It is like a needle in a haystack: how does a whale find itself entangled in a vast expanse of ocean?
So how do you free the 20-ton giant from a maze of constraints when he’s panicked, sometimes angry, often hurt, and always determined to escape you?
This is a conundrum that marine rescuers like Wayne Phillips must solve on an increasingly regular basis.
Each year, some 40,000 humpback whales leave the freezing waters of Antarctica during the world’s longest mammal migration.
They make their way along Australia’s east and west coasts to the tropics before returning, calves in tow, a couple of months later.

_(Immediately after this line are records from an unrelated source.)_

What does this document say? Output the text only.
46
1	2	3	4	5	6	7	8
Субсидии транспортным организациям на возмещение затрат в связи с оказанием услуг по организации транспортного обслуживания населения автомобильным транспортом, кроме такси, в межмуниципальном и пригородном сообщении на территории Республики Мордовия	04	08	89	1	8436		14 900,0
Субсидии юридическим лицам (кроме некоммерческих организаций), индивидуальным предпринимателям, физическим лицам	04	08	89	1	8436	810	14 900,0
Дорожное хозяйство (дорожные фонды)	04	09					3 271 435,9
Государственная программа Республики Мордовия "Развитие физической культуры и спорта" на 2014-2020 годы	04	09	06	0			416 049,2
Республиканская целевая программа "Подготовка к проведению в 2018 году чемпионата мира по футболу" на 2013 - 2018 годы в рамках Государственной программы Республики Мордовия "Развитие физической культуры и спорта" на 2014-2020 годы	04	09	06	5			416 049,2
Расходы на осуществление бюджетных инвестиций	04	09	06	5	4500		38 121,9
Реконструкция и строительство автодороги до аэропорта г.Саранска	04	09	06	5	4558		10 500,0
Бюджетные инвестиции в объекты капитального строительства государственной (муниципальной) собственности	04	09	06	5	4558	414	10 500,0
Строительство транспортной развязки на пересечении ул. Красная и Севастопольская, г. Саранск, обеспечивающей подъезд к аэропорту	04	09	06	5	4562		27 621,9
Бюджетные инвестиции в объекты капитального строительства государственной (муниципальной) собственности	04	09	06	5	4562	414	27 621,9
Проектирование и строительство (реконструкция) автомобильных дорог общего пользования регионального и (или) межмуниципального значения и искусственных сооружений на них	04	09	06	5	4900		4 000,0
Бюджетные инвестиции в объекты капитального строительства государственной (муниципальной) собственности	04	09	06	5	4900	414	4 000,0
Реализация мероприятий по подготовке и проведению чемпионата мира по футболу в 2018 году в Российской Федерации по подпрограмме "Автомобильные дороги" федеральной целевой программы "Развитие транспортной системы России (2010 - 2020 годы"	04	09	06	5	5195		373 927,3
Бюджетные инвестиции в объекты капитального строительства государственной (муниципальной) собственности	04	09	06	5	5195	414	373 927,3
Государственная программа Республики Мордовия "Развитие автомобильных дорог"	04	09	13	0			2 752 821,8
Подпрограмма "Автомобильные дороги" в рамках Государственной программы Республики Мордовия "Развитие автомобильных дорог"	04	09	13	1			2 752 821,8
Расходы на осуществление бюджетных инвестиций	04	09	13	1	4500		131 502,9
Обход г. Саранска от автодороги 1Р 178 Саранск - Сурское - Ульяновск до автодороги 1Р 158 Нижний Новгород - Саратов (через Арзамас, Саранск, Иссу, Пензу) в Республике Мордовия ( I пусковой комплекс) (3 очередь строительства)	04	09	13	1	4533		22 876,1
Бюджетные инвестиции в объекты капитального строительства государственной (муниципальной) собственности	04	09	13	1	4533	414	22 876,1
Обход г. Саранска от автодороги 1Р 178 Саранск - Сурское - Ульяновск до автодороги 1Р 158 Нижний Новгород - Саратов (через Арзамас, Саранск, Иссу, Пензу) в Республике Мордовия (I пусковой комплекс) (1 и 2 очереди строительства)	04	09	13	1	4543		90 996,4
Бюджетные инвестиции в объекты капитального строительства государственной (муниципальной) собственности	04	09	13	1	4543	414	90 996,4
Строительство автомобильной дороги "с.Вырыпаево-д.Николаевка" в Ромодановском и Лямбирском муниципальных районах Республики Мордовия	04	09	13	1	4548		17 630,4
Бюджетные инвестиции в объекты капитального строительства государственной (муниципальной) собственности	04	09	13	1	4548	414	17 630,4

For most Australians, the so-called “humpback highway” from May to November is a fun and exciting sight.
But for Mr. Phillips and his team at Queensland’s SeaWorld, that brings an undercurrent of anxiety.
The need for help is constant and growing. “It seems like we’re always on the lookout for whales,” she says.
How saves work
The teams rely heavily on public reports, which use them to guess the movement and trajectory of a troubled whale. If it is found, a complex and exhausting task begins.
First, rescuers must essentially immobilize the huge mammal before it nervously strays away. Ironically, these are methods originally used to hunt whales, says Susan Crocetti, a rescue specialist with New South Wales Parks and Wildlife.
Teams approach in a dinghy before attaching large floats to whatever the whale is entangled, to slow the animal down and tire it.
They then carefully trace which lines to cut and when, before catching them with a hook knife attached to a long pole.
Much has been said about the impact of shark nets on whales, but rescuers say the real killer is “ghost gear”: commercial fishing nets, lines and even anchors that are lost or abandoned at sea.
“Sometimes the weaves can be hundreds and hundreds and hundreds of meters of rope wrapped in complicated layers around the whale,” says Crocetti.
“And you have to cut it in the right order.”
If you don’t, you risk freeing the whale enough to allow it to dive or swim away – a potential disaster.
“Even the smallest amount of tools will slowly cut the animal,” says Mr. Phillips. “So if we don’t remove everything … it’s a slow death and it’s not a nice death.”
The stakes are also very high for rescuers.
At least two people have died in the past two decades – most recently Canadian veteran Joe Howlett, who was killed moments after successfully rescuing a whale in 2017.
Trapped whales are often badly injured and “incredibly stressed,” says Crocetti. “With just one rustle of a 20-30 ton animal’s tail – if you’re in the wrong place – it can be catastrophic.”
Then there are the other challenges: fatigue, rough sea, bad light and, at times, even sharks. It is not a job for the faint of heart or the inexperienced.
The training includes swimming tests, protective gear and practice of cutting lines from a boat in the water. SeaWorld tries a 600kg fiberglass dummy whale nicknamed Moby.
“But it’s still dangerous to anyone, no matter how experienced you are,” says Mr. Phillips.
Sometimes the activity spans several days. The Crocetti team once followed a whale for months, thousands of kilometers and two states.
Often they lost track of the whale and were hampered by the terrible weather, but eventually managed to cut the last tangled line. Crocetti describes it as a highlight of his career.
“Anyone who untangles a whale would say it’s the best thing they’ve ever done,” he says. “[But] it was really sweet. “
Humpback whales were hunted almost to extinction last century. In Australia, the number off the east coast had dropped to “just over 100” in 1963, according to previous government estimates.
After the whaling ban, however, the local population has returned in the tens of thousands, experts say.
But this also means that more and more humpback whales are trapped in the approximately 640,000 tons of ghost gear that are dumped into the world’s oceans every year.
And most rescue attempts don’t end happily.
Last year, Mr. Phillips’ team received reports of 30 whales caught in phantom gear. They could only spot and help two.
In one case, he remembers spending two days trying to remove 70kg of chain from a whale in distress. But without a technique to remove the chain, the team ultimately couldn’t do much.
“We did our best,” says Phillips. “[But] it’s disheartening when we don’t get the job done. “
It’s moments like those that may make the battle against commercial fishing waste seem impossible, but Mr. Phillips can’t imagine doing any other work.
“It’s the roller coaster,” he says. “Sometimes you are excited, you think you are making progress and then the next minute you may have lost the whale.
“But it’s pretty hilarious once the job is done … to see them swim away, free of any gear, is pretty overwhelming.”